Remarkably baffling to me is that “drop a rock on them” still exists as a piece of advice regarding the relationship Game Masters have to their players in RPGs. You can see the same passive-aggressive and maladjusted responses to situations in games all over gaming forums and blogs and over all kinds of issues. They often revolve around D&D, mostly because D&D has a lot of mechanisms that can create adversarial relations between the GM and the players, whether they’re intended to or not, like alignment (and any mechanics attached) and the one-sided and very binary resolution mechanic (players roll but the GM solely interprets and decides). You’ve all heard stories about “making” Paladins fall for not playing how you think they should; about taking away the party’s equipment to “teach them” a lesson; taking away spells or powers to “see what they do” without them or to “disrupt” their preferred play styles. This is all terrible advice, and terribly prevalent, and I feel, actively toxic to the community as a whole.
I like to think that people who play roleplaying games together can do so as friends. Most Roleplaying games are collaborative in nature. There is no game that is larger than the sum of the individual’s contributions to it. Every person who plays with you should be important, and there should be trust between you, or else problems arise. I know that this is not always the case – sometimes you play with people who are genuinely disruptive, or who’ve set out to mess things up. I know because when I was a kid I was that guy. But I would’ve either tried talking to me, or kicked me out of my games, rather than take all that advice. I don’t think any of that advice is effective when dealing with problems in the game, and just compounds them.
Passive aggressive solutions within the game seem to more often result from simple differences. I hardly ever hear a story where I think “that player is being genuinely disruptive.” The Paladin acting out of alignment is not reason enough to think the player is trying to disrupt the game. Alignment is an interpretative morass, especially where Paladins are concerned, and both new players and fairly advanced players can be confused when alignment starts to butt into what’s otherwise a fairly straightforward game of fantasy exploration and interaction. This is the time to open the lines of communication after the game and ask the Paladin what’s going on, clear up any confusion, and tell them what you envisioned out of the game. Not what you want, or what you like, because the game is not all about you – tell them what your expectations were coming in, and explain why you would be more comfortable with a different behavior from them. You shouldn’t be tyrannical, but understanding. Listen to what they say back to you.
Similarly there is no lesson you can “teach” the players by actively twisting the game mechanics against them. You’re the GM, congratulations, you exercised unlimited power to overturn the table and scatter all the character sheets into the air. It’s essentially what you’re doing. What you’re doing is further compounding that an adversarial relationship does exist between the players and the GM – that the game is about each party trying to subvert or overcome the other instead of working together. If you gave them too big a sword, you can say “hey, I messed up, can we dial that back down to like a +2 sword?” and explain yourself calmly. The game’s rules don’t have a “no take-backsies” provision, this is all a fiction you’re creating.
If they’re using the same powers over and over – well, what do you care? Your side of the game is under control. You have your monsters and your traps and so on, and they have variety. If the players find it fun, why stop them? And if you feel bored with their play, if it’s really a problem you’re facing, you should talk to them. Explain yourself. Calmly! You should also be willing to listen to their side as well. Roleplaying games thrive on communication, I can’t stress enough how important it is. I really wish someone had told me I could just talk to the players about things and resolve them like adults, because it would have made a lot of my games as a teenager legitimately better. It’s like night and day when I realized the power of just communicating openly and communicating in good faith about the game, the story and the characters.

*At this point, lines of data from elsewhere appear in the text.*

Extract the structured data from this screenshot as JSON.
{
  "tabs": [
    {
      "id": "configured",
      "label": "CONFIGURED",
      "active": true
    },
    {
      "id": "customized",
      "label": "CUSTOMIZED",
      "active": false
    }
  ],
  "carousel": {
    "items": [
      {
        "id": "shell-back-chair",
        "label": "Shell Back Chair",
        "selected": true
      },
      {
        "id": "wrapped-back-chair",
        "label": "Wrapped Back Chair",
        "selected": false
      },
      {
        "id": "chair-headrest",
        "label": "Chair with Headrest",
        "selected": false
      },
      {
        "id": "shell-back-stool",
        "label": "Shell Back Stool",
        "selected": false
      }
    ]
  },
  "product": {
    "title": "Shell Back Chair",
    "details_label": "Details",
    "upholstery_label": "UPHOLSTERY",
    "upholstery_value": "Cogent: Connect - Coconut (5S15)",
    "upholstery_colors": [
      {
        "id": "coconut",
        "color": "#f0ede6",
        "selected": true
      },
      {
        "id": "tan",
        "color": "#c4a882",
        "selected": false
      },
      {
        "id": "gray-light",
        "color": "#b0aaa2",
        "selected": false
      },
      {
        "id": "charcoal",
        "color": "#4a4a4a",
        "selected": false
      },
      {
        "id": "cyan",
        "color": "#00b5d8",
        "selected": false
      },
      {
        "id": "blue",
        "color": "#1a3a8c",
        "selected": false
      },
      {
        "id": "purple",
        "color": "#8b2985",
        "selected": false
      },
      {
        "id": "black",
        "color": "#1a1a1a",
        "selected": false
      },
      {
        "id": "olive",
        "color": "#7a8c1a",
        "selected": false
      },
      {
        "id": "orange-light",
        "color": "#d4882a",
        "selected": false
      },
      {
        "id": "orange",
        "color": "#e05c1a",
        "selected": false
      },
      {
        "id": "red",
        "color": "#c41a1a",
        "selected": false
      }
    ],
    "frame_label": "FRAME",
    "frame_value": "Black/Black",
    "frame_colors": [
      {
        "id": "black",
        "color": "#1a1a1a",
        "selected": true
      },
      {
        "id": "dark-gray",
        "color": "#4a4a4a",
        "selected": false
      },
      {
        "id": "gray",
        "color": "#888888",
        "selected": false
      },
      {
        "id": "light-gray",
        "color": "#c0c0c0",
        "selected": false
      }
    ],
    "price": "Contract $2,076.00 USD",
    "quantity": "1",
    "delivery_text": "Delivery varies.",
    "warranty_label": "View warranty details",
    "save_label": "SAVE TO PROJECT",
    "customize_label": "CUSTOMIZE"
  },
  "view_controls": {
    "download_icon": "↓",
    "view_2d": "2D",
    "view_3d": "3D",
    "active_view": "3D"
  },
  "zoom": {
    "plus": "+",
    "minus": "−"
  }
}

And if it’s truly impossible for you to communicate to players, then it’s time to rethink the group. Do you really want to play with people who only collaborate with you when you coerce them into doing so? That’s not healthy, and I’m willing to bet you get far more kickass games out of a group that wants to play with each other in good spirits, than one where everyone is trying to slip out from under everyone else, kept together only by the hanging sword of damocles. It can be hard finding new players, I know. And it can be difficult to tell people that you might know and might even see in real life often that things aren’t working out. But they’re players in a game, trying to have fun. And I don’t see how you can have fun getting into real life conflict all the time. I have friends who are great friends but I probably wouldn’t invite them to play RPGs with me.

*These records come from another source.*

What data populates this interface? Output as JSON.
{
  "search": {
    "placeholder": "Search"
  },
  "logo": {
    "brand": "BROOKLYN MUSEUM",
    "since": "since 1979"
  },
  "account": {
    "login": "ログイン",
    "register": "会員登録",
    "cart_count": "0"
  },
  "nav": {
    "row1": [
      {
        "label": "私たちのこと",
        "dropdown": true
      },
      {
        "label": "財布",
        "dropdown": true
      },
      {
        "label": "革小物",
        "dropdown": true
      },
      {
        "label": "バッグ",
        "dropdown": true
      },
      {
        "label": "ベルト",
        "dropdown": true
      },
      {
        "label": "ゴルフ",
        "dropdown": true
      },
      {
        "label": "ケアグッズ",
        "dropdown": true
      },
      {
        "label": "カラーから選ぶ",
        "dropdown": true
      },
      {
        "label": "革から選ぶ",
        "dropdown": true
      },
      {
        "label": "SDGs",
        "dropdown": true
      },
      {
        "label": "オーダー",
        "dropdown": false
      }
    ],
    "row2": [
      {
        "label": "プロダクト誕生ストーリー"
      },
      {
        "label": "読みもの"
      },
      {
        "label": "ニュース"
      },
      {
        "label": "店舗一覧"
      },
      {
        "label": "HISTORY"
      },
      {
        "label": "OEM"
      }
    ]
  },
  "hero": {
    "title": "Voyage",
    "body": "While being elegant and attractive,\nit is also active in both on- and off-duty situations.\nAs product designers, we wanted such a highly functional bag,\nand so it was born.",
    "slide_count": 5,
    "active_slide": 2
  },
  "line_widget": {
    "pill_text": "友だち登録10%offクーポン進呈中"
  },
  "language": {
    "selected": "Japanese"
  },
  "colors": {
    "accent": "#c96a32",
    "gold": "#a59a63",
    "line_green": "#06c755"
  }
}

But who knows? Maybe some people really like that stuff. I think it’s pretty noxious, though.






Agreed, I have been trying to get other people to share this view. But it is amazing how far talking to people will usually get you.
Great post! I’m often boggled when I read stories of conflict between GMs and players, as I’ve been extraordinarily fortunate in 30+ years of gaming to have avoided most of that.
Unfortunately, I think that tension is in part to blame for 4e D&D being as player-centric as it was. GMs just weren’t trusted to make rulings. I’m still looking for a great book on GMing. I think this post deserves to be a chapter in it.
What’s truly baffling is as remarkably simple the advice presented in this article is, the majority of gamers still can’t wrap their heads around it. To this day, both on and offline, I hear numerous stories about GM to player conflicts and not once in these stories is simply talking addressed until it becomes a final solution.